Maybe the white "parasite" poop thingy was just her (I think it's a she) having an empty stomach. At least that's how I read it online. They both costed me $18.00. Luckily I was able to return the dead one and got my money back, but for now I don't think I want to buy another cichlid ram again XD.

I have a 40g breeder medium/heavy planted tank with the EBR and a bolivian ram living with a pair of pearl gouramis, butterfly danios, gold pristella tetras, siamese algae eaters, kuhli loaches, otocinclus and 20 amano shrimps. My bolivian ram is the boss of the middle bottom of the tank and the EBR is actually peaceful with the other fish. I have never seen the bolivian and the electric blue fight each other.


----------



## Cheetah2 (Nov 24, 2015)

Thanks everyone, for your comments.
A breeder recommended 40% WC's weekly at a minimum to keep rams healthy.

I think I will start a new (warmer) tank for them, by first by adding tank mates that come from the same area. I wanted to add them to my community tank, but their temp requirements conflict with the range required for my rasboras.


----------



## solchitlins (Sep 11, 2013)

I wouldn't risk it. 
Tetras or something, fine.
But rams don't ship well and the whole hormone issue etc...

Find a local cichlid club and buy from a breeder or order from a breeder

Bump: A very well established tank helps as well


----------



## patfat (Oct 23, 2015)

Cheetah2 said:


> I've read controversy on GBR's and Electric Blue Rams regarding hormones and their health. Neither my LFS nor Petco knows their real source, and apparently Asian supply is less desirable. Is a breeder really the best route (buying in pairs)?
> 
> 
> I'd love to hear comments on your experiences. For those who bought from Petco, would you recommend it (they only carry the EBR's in my area).
> ...


bought a Bolivian ram and countless otos from petsmart and they are happy and living.. I havent had a problem.. Its funny how a lot of people bash on the major stores with yes some places are super bad and others not so much..but every place is different.. I mean by LFS has a great selection and is widely known even the employees from the big box stores say go there for rare or specific breeds...but I have bought 4 EB acara from my LFS and only 1 survived...Honestly every where is a hit and miss..look at your budget see what you can afford and worse comes to worse quarantine and see how they survive in that tank for awhile before switching over to the main tank..never know what your going to get until you take it home and be with it for awhile...


----------



## ichy (Apr 6, 2015)

My son loves GBR's so he is always putting them in tanks.
He says and I agree...it doesn't matter which store you get them from. They are all hit or miss. 

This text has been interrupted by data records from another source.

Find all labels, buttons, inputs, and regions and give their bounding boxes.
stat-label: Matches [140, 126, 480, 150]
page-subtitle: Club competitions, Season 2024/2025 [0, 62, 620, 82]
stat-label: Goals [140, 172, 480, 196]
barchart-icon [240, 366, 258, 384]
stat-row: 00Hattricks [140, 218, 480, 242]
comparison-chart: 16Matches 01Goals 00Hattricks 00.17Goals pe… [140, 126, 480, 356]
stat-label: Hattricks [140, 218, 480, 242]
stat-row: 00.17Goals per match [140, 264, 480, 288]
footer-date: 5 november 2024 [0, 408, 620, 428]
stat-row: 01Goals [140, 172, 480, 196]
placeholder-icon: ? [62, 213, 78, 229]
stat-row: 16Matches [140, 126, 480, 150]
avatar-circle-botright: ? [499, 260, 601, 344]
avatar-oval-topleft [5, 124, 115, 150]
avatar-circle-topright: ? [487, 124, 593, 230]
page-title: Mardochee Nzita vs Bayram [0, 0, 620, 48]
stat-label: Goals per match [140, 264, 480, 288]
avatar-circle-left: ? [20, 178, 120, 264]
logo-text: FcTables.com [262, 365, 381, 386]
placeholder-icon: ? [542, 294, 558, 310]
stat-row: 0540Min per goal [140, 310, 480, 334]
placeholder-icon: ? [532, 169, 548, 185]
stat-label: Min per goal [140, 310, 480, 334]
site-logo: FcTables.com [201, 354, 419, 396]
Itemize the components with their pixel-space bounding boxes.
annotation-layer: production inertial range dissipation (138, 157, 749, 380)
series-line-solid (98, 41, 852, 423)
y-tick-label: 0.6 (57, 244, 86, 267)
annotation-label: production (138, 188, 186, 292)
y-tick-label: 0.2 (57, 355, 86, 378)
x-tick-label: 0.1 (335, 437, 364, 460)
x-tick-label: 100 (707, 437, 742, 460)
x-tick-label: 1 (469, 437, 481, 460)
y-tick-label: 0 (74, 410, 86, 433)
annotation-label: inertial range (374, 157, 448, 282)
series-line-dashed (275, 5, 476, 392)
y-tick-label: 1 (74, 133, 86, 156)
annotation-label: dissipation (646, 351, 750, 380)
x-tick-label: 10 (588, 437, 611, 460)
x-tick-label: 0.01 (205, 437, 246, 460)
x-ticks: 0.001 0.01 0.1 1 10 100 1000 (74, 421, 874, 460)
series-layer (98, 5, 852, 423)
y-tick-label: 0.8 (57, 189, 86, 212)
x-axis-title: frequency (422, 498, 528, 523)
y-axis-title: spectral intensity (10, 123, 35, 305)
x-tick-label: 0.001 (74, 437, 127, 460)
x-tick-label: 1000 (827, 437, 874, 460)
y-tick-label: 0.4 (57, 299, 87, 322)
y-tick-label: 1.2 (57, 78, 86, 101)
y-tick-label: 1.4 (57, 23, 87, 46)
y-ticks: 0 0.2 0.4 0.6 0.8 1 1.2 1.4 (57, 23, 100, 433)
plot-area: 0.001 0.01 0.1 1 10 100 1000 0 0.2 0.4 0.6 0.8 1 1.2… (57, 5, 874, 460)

I have paid top dollar at the supposedly good LFS and paid around $5 for them at the Petsamrt 2 for 1 sale. Some have done great from Petsmart and others have died within the week, same with the good LFS stock.


----------



## sadchevy (Jun 15, 2013)

I think the main issue is the point of sale. Are the tanks clean and well maintained? Do the fish look healthy and active? Are they eating? If you can answer yes to these questions then they are probably fine. Be it a mom and pop shop or petsmart/petco , they probably get their fish from the same farms. If you are located in the southeast US , you can almost bet all stores get their stock from Seagrest farms.
If you want high quality fish, look for local breeders.


----------



## Seetide (Feb 25, 2016)

*Rams disturb substrate?*

Those of you keeping Rams do they dig or disrupt the substrate very much or at all?


----------



## patfat (Oct 23, 2015)

Seetide said:


> Those of you keeping Rams do they dig or disrupt the substrate very much or at all?


My Bolivian ram and golden ram dont do any of that..the worst thing the Bolivian ram does is chase away my my EB Acara when he gets in his area..but even the chasing is rare lol..also have a gold ram that doesn't do any thing just swims around happy lol..I have Eco complete with Petco gravel..fully planted..but no one tears up my tank


----------